Еще пара минут ушла на то, чтобы найти «косу» и разобраться в обстановке. Весь наш санно-тракторный поезд из-за неровного рельефа отъехал еще на 400 метров в сторону от профиля, а телефон уверенные во мне операторы давно отключили. Когда я подходил к станции, они из нее вышли, собираясь отчитать меня за несанкционированный взрыв. Но ругаться было мое право: за отключенный телефон, за отъезд без предупреждения в сторону… Операторы были правильными мужиками, «с понятием», и спорить не стали. А Сержуня через несколько минут налил мне из своих таинственных запасов сто граммов чистого спирту…

– Экий ты у нас герой, оказывается!

– Да нет, Леха, просто условия там были такие…

– И каждый на твоем месте поступил бы так же, да?

– Причем здесь это? Я ведь никого не спасал, кроме самого себя.

– Ну да. Но сам-то проявил прямо чудеса самообладания?

– Знаешь, я ведь не о чудесах. Но из песни слова не выбросишь. И вот, стою же пред тобой живой. Что было, то было.

– Положим, что и было. Хотя – кто проверит? Но зачем же ты об этом рассказываешь? Хочешь покрасоваться?

– Не знаю. Отчасти, может, ты и прав. Человек слаб. Я, собственно, об этом все время и твержу. И для себя исключения не делаю.
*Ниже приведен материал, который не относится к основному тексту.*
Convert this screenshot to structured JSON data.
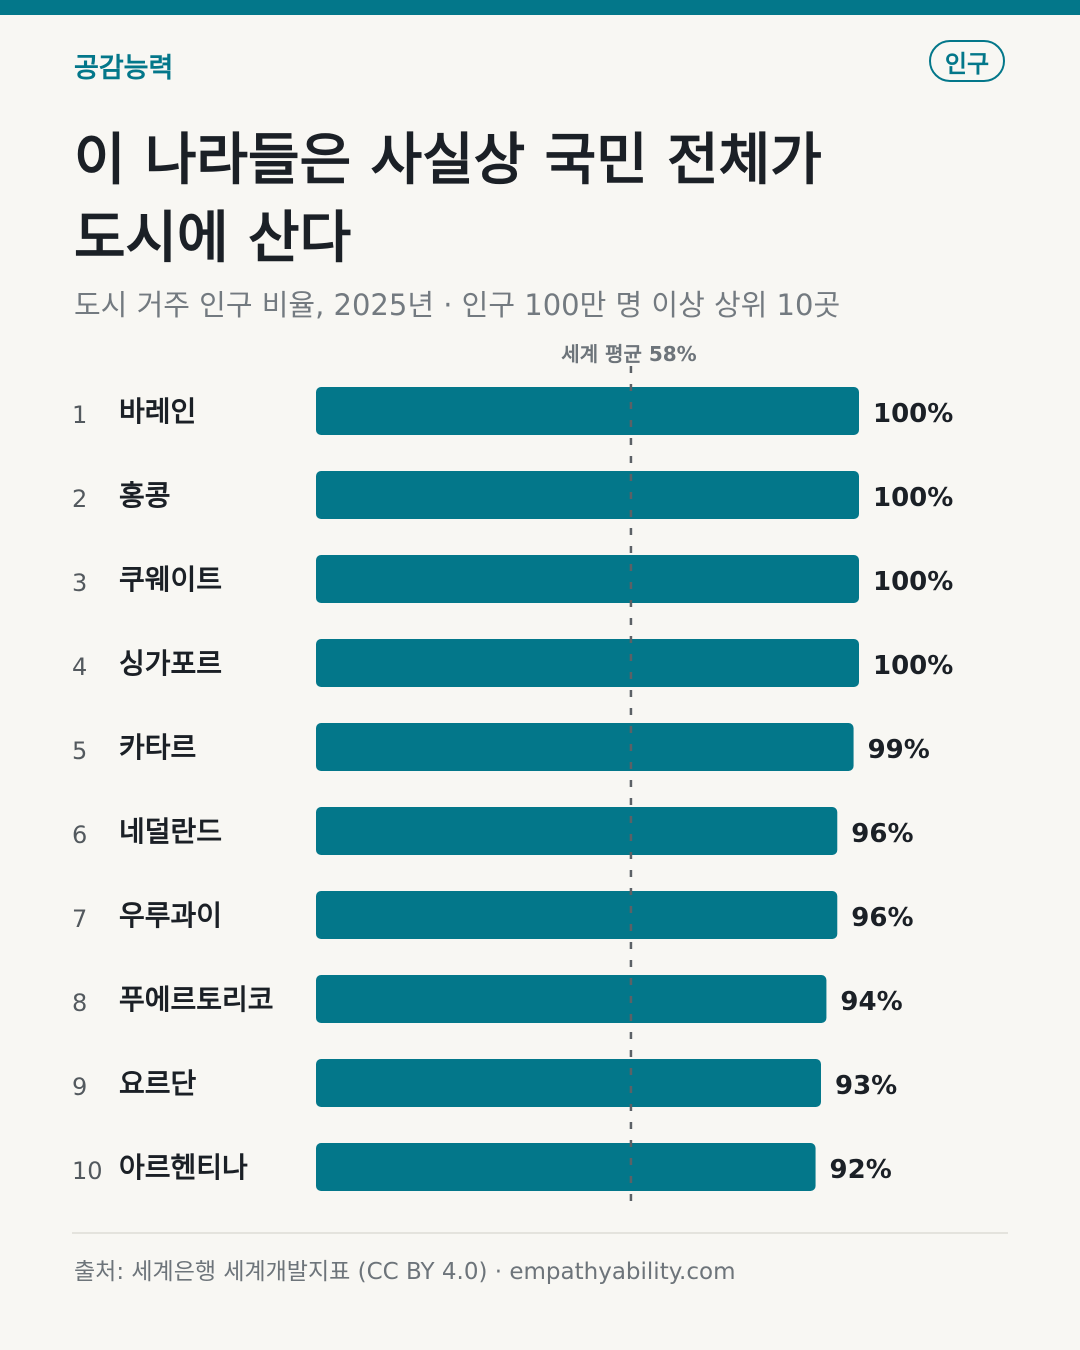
{
  "header": {
    "brand": "공감능력",
    "tag": "인구",
    "title_line1": "이 나라들은 사실상 국민 전체가",
    "title_line2": "도시에 산다",
    "subtitle": "도시 거주 인구 비율, 2025년 · 인구 100만 명 이상 상위 10곳"
  },
  "chart_data": {
    "type": "bar",
    "orientation": "horizontal",
    "categories": [
      "바레인",
      "홍콩",
      "쿠웨이트",
      "싱가포르",
      "카타르",
      "네덜란드",
      "우루과이",
      "푸에르토리코",
      "요르단",
      "아르헨티나"
    ],
    "ranks": [
      "1",
      "2",
      "3",
      "4",
      "5",
      "6",
      "7",
      "8",
      "9",
      "10"
    ],
    "values": [
      100,
      100,
      100,
      100,
      99,
      96,
      96,
      94,
      93,
      92
    ],
    "value_labels": [
      "100%",
      "100%",
      "100%",
      "100%",
      "99%",
      "96%",
      "96%",
      "94%",
      "93%",
      "92%"
    ],
    "xlim": [
      0,
      100
    ],
    "reference_line": {
      "label": "세계 평균 58%",
      "value": 58
    },
    "bar_color": "#03778a",
    "grid": false
  },
  "footer": {
    "source": "출처: 세계은행 세계개발지표 (CC BY 4.0) · empathyability.com"
  },
  "colors": {
    "accent": "#03778a",
    "background": "#f8f7f3",
    "text": "#1b2026",
    "muted": "#737a80"
  }
}
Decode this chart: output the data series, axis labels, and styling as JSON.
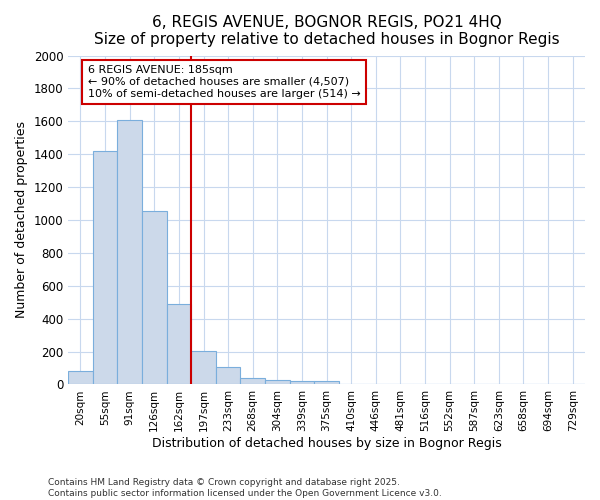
{
  "title": "6, REGIS AVENUE, BOGNOR REGIS, PO21 4HQ",
  "subtitle": "Size of property relative to detached houses in Bognor Regis",
  "xlabel": "Distribution of detached houses by size in Bognor Regis",
  "ylabel": "Number of detached properties",
  "categories": [
    "20sqm",
    "55sqm",
    "91sqm",
    "126sqm",
    "162sqm",
    "197sqm",
    "233sqm",
    "268sqm",
    "304sqm",
    "339sqm",
    "375sqm",
    "410sqm",
    "446sqm",
    "481sqm",
    "516sqm",
    "552sqm",
    "587sqm",
    "623sqm",
    "658sqm",
    "694sqm",
    "729sqm"
  ],
  "values": [
    80,
    1420,
    1610,
    1055,
    490,
    205,
    105,
    40,
    28,
    18,
    18,
    0,
    0,
    0,
    0,
    0,
    0,
    0,
    0,
    0,
    0
  ],
  "bar_color": "#ccd9ea",
  "bar_edge_color": "#7aaedc",
  "vline_x": 4.5,
  "vline_color": "#cc0000",
  "annotation_line1": "6 REGIS AVENUE: 185sqm",
  "annotation_line2": "← 90% of detached houses are smaller (4,507)",
  "annotation_line3": "10% of semi-detached houses are larger (514) →",
  "annotation_box_color": "#ffffff",
  "annotation_box_edge": "#cc0000",
  "ylim": [
    0,
    2000
  ],
  "yticks": [
    0,
    200,
    400,
    600,
    800,
    1000,
    1200,
    1400,
    1600,
    1800,
    2000
  ],
  "footer1": "Contains HM Land Registry data © Crown copyright and database right 2025.",
  "footer2": "Contains public sector information licensed under the Open Government Licence v3.0.",
  "bg_color": "#ffffff",
  "plot_bg_color": "#ffffff",
  "grid_color": "#c8d8ee",
  "title_fontsize": 11,
  "subtitle_fontsize": 10
}
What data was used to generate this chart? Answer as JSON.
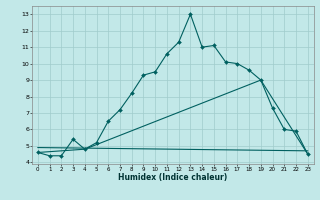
{
  "title": "",
  "xlabel": "Humidex (Indice chaleur)",
  "bg_color": "#c2e8e8",
  "grid_color": "#a0cccc",
  "line_color": "#006060",
  "xlim": [
    -0.5,
    23.5
  ],
  "ylim": [
    3.9,
    13.5
  ],
  "xticks": [
    0,
    1,
    2,
    3,
    4,
    5,
    6,
    7,
    8,
    9,
    10,
    11,
    12,
    13,
    14,
    15,
    16,
    17,
    18,
    19,
    20,
    21,
    22,
    23
  ],
  "yticks": [
    4,
    5,
    6,
    7,
    8,
    9,
    10,
    11,
    12,
    13
  ],
  "line1_x": [
    0,
    1,
    2,
    3,
    4,
    5,
    6,
    7,
    8,
    9,
    10,
    11,
    12,
    13,
    14,
    15,
    16,
    17,
    18,
    19,
    20,
    21,
    22,
    23
  ],
  "line1_y": [
    4.6,
    4.4,
    4.4,
    5.4,
    4.8,
    5.2,
    6.5,
    7.2,
    8.2,
    9.3,
    9.5,
    10.6,
    11.3,
    13.0,
    11.0,
    11.1,
    10.1,
    10.0,
    9.6,
    9.0,
    7.3,
    6.0,
    5.9,
    4.5
  ],
  "line2_x": [
    0,
    4,
    19,
    23
  ],
  "line2_y": [
    4.6,
    4.8,
    9.0,
    4.5
  ],
  "line3_x": [
    0,
    23
  ],
  "line3_y": [
    4.9,
    4.7
  ]
}
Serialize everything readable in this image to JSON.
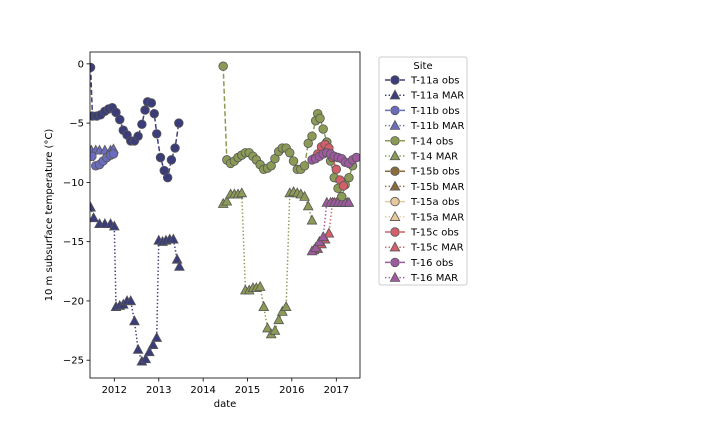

– И в чем же твоя слабость?

– Да хотя бы и в том, что начал этот рассказ. Согласен. Можно ведь никому ни о чем не рассказывать, да и вообще не разговаривать – наверно, это будет признаком силы и какого-то особого мужества. Но, понимаешь, во всем этом было еще и другое. Полярная ночь и медленно движущаяся в вагончиках на полозьях горстка людей…

– Это я уже слышал.

– Погоди. Прошло уже много лет. Но теперь, когда я слышу про «птицу-тройку» и «куда ты движешься, Русь?», я вижу не середину Днепра – где он, Днепр? – и не удалую тройку с бубенчиками, а вот это: тяжко продирающийся сквозь шквальный ветер караван, серые, грязные тени с кроваво-красными языками, слышу дикий вой взбесившегося хаоса за спиной. Чем дальше мы ползем, тем этот вой становится все глуше и глуше, но пока он звучит в моих ушах – а вряд ли когда-нибудь я его забуду! – не очень-то верится в быструю езду, которую будто бы любит всякий русский…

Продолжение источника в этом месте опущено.